The bigger objective, said Post-Doctoral Fellow in Physics Jonathan Simon, is to “understand real materials that are too complicated to simulate on real computers.”
The quantum magnet is governed by quantum mechanics rather than classical mechanics, according to Bakr, which enables particles to exist in superpositions—meaning they can exist in multiple states simultaneously. Bakr and Simon emphasized the application of the quantum magnet in high-temperature superconductors, which allow the transfer of energy without dissipation.
“The magnet’s ability to exist in multiple states at a time makes it invaluable to constructing the high temperature superconductors,” Simon said. “The classical picture of this has been well-developed and understood over the last 100 years but, recently, we’ve been reaching a limit where you need to see non-classical correlations and entanglements—the concept of existing in multiple states at one time—between the electrons to understand the behaviors of the materials.”
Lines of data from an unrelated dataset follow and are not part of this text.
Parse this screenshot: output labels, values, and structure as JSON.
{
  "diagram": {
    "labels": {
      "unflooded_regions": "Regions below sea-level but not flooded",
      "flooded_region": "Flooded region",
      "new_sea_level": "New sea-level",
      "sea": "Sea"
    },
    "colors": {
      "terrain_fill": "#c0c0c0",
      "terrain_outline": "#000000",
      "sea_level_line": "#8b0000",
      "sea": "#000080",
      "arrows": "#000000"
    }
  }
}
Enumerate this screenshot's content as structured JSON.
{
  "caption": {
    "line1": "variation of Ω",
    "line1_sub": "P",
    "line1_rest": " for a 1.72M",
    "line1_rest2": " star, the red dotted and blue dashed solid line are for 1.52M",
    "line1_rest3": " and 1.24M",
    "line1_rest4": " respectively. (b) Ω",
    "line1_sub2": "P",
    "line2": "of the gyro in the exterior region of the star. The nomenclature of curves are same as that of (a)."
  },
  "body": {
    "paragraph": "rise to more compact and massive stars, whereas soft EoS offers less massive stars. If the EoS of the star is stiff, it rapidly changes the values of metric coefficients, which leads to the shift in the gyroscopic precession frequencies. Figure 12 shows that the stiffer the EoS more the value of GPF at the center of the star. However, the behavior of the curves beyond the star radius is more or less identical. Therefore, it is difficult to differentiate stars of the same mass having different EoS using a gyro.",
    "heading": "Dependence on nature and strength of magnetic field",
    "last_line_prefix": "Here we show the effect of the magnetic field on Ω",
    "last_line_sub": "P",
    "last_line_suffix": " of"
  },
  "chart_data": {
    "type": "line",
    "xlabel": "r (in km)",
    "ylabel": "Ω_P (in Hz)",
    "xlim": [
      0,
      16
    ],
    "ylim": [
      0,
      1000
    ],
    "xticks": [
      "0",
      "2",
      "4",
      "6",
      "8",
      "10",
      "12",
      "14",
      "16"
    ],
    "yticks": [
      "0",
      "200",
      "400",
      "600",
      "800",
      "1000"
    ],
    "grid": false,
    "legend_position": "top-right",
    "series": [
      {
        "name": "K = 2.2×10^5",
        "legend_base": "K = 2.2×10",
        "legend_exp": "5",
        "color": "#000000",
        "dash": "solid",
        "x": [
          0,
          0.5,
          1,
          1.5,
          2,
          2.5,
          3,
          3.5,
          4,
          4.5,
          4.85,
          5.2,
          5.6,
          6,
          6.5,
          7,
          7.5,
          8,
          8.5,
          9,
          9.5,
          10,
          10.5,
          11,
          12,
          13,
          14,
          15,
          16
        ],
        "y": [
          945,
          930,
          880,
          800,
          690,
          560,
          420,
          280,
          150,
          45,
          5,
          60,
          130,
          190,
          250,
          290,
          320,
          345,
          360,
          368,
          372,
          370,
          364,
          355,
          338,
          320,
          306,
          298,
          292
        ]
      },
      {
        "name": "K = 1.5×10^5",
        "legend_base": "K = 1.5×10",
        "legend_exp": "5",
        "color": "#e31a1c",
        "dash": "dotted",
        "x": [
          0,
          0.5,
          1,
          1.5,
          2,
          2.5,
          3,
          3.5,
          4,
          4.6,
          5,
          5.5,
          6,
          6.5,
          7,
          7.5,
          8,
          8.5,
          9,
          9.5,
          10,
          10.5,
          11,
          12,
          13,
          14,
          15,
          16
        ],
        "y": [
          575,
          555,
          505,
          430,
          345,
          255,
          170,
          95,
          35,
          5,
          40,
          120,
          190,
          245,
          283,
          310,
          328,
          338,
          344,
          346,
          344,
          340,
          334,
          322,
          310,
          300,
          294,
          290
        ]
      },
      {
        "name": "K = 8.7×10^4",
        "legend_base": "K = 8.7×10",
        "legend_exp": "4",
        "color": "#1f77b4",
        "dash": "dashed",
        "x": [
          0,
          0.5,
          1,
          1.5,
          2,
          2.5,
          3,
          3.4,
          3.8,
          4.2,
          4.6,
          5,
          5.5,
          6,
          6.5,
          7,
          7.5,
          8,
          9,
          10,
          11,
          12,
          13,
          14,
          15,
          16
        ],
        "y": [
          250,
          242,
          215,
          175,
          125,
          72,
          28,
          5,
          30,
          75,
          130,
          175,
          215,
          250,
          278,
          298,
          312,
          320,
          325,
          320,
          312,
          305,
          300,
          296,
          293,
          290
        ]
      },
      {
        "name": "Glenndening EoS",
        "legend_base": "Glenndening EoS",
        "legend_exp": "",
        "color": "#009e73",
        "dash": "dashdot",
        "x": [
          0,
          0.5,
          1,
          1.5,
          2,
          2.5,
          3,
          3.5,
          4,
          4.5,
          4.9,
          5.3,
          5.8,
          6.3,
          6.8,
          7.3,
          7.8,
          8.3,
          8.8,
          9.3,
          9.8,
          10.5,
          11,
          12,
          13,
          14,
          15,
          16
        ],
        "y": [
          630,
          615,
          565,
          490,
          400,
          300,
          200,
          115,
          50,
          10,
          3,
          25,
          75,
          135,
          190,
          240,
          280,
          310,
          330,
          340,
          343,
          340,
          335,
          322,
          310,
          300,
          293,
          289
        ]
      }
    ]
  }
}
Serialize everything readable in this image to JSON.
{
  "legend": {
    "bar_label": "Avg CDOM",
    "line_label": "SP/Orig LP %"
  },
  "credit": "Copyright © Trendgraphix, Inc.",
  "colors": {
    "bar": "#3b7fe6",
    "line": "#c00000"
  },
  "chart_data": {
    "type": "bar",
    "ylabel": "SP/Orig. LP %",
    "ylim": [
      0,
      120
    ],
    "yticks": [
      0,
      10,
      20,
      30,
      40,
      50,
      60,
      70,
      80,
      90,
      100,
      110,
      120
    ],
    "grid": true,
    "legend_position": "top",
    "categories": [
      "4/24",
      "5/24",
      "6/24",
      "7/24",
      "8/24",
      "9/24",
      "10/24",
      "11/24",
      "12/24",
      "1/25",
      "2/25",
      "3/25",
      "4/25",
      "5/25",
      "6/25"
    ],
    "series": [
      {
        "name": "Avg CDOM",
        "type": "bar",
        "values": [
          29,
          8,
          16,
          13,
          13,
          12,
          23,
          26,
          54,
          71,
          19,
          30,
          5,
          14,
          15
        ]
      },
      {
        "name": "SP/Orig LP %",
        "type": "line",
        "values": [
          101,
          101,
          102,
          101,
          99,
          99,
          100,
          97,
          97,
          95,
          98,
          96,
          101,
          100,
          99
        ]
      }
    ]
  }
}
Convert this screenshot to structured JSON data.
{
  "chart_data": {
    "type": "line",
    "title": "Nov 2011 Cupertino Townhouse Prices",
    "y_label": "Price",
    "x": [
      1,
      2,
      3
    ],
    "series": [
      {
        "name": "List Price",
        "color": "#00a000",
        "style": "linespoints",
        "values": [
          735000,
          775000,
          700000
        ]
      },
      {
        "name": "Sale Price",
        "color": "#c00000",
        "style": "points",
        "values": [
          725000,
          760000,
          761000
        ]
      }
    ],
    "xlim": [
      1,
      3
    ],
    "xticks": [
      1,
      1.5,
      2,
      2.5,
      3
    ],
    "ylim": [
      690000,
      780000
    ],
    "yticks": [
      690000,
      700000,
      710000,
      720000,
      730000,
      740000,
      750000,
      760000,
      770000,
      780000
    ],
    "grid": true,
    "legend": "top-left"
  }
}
Although quantum phase transitions have been observed before in 2001, this magnet spurred the first observation of a quantum phase transition in a magnetic system with cold atoms, according to Bakr. While traditional phase transitions occur when temperature is altered, quantum phase transitions result when other physical parameters of a system are changed.
“A difficulty we encountered was reaching a limit where thermal fluctuations aren’t a problem,” Simon said. “Thermal fluctuations can drive phase transitions and they can, more importantly for us, destroy the initial magnet.”
Although Simon said there was a lot of controversy over whether temperatures this cold would be accessible, the researchers were able to reach temperatures that approximated 100 trillionths of a degree Kelvin.
“In the end, we want to make new materials, and it turns out that ultra-cold atoms can be very good simulators of the same physics that happens in the real material,” Bakr said, adding that the frigid temperatures allow scientists to more closely control the parameters of the system.
The development of the magnet should also aid the larger efforts of the physics community to develop a quantum computer, which can be much faster than a classical computer at certain types of computations.
Markus Greiner, senior author of the research paper and Associate Professor of Physics, is out of town and could not be reached for comment.